The EF1 tornado damaged 21 homes, only two, however, suffered major structural damage. At its worst point, the storm left all 1,700 energy customers without power.

Despite the tree branches and pieces of home debris that remain along Denair's streets, there is a palpable sense of positivity and community among those who have suffered structural loss.

"We've all been joking, we're Californians. We know to hide under tables for an earthquake, we don't know what to do with a tornado," Lydia Beccard said.

Beccards backyard resembles a junkyard, as piles of tools and homemade crafts lay scattered across her lawn, covered in blue and black tarp.

Despite the precarious situation, Beccard maintains her smile, and says everything she lost in tornado is replaceable.

"There's a couple windows cracked, it's going to need a new roof. The porch is a little saggy but other than that, it's livable. It could've been much worse," Beccard said.

Neighbors haven't been shy about lending a helping hand, according to Beccard. Some even fed her dog yesterday when he got out, after her fence blew away.
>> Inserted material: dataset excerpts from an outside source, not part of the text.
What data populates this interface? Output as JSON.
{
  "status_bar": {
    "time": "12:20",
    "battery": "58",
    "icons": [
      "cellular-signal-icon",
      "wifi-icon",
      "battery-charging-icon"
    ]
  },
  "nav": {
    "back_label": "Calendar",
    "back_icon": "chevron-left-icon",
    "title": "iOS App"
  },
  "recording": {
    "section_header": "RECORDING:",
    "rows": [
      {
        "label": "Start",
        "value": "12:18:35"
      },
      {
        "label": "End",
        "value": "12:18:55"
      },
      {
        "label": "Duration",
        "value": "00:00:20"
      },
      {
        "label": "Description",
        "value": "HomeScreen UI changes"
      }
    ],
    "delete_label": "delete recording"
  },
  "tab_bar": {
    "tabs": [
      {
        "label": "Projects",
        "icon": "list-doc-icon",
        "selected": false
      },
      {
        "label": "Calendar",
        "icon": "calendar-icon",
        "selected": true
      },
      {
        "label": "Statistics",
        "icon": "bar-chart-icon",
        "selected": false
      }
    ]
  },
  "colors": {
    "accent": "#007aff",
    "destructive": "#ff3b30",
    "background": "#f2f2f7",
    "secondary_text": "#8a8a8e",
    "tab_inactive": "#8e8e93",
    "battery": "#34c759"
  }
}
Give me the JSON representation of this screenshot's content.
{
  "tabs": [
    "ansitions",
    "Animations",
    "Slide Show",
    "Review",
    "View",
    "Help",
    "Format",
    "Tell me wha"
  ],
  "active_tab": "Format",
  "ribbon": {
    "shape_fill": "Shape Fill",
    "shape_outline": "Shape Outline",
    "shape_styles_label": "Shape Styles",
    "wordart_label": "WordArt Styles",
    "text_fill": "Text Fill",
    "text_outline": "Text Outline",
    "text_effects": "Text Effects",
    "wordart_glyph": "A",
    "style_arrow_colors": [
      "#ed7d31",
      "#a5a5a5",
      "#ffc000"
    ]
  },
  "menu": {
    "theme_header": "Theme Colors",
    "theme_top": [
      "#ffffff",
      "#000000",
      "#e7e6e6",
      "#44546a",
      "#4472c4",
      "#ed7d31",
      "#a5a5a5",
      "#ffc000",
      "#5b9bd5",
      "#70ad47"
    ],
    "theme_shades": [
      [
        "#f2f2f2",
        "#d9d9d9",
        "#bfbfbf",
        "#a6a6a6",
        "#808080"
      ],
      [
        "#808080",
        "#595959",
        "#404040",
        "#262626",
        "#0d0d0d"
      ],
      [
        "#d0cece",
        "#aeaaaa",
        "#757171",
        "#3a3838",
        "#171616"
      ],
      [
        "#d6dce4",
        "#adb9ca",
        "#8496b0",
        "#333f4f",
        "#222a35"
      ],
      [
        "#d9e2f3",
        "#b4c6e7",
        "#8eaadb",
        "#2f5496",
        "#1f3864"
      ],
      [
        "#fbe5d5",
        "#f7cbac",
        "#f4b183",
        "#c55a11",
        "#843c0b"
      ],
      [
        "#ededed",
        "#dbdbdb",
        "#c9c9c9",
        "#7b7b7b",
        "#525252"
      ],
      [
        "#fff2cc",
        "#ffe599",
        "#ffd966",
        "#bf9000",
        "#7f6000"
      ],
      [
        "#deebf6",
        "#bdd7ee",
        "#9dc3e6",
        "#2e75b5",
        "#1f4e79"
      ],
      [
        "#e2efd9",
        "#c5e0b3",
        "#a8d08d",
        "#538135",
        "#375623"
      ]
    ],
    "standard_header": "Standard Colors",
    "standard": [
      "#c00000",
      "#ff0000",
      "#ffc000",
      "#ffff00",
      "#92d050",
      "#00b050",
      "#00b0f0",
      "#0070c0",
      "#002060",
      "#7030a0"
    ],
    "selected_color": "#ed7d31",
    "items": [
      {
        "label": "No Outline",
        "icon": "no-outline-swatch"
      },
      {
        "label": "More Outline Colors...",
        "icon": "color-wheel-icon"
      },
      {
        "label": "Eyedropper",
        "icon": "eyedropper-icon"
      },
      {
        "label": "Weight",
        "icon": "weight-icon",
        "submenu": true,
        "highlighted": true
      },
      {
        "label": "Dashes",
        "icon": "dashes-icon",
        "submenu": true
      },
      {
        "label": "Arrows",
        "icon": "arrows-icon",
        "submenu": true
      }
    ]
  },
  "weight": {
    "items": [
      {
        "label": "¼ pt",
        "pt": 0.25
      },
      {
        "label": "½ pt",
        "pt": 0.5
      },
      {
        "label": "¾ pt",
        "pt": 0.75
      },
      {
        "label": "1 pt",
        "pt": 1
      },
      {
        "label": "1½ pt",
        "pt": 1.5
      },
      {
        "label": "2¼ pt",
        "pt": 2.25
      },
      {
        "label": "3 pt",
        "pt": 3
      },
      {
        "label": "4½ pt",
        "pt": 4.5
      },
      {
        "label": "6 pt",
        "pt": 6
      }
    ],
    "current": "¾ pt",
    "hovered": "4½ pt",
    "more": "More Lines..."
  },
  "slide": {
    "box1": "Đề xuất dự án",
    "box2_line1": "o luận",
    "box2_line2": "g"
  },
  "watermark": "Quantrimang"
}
"It's one of the benefits of living in a small town is, everybody, you know you keep an eye on each other's stuff," she said.

"Our pool was over here. Now it's right there right now covering our stuff, that's where our shed was," Adrienne Bayless said as she walked through her yard.

While no one was injured, some in Denair, like Bayless are hurting today. She and her husband are both military veterans. Their uniforms blew away with their shed once the tornado hit.

"The uniforms are basically what's missing right now. It means a lot to me, it's irreplaceable, I can never get that stuff back," Bayless said.

They walked through town today looking for any sign of their military garb, hopeful, but knowing they'll be hard to find.

"I have memories, I have pictures. That's what matters I guess," Bayless said.

"We've been very lucky I think that there haven't been injuries because if you look at the metal roofing, the trees down here from this experience. The windows blown out, these can cause injuries or worse," said National Weather Service Meteorologist Eric Kurth.

Kurth says an EF1 tornado is relatively strong, especially for California standards. Wind speeds measured near 100 mph.

Kurth says the storm came and went so fast, NWS could not get a clear radar reading of it, and therefore never issued an alert in Denair.

"We did see a signature very briefly that suggested some rotation but nothing saying this is definitely a tornado."

The tornado spun through two miles of Stanislaus County by NWS estimates. It ran through Zeering Denair's most active road, all the way to the county line.

Sergeant Anthony Bejaran says considering the tornado's strength, the town's people are fortunate there were no injuries.

"This tornado traveled in one of the heaviest populated roads in Denair, the fact that nobody was injured is amazing," said Bejaran.

Bejeran says power lines are up and functioning, and all but a handful of homes have power restored.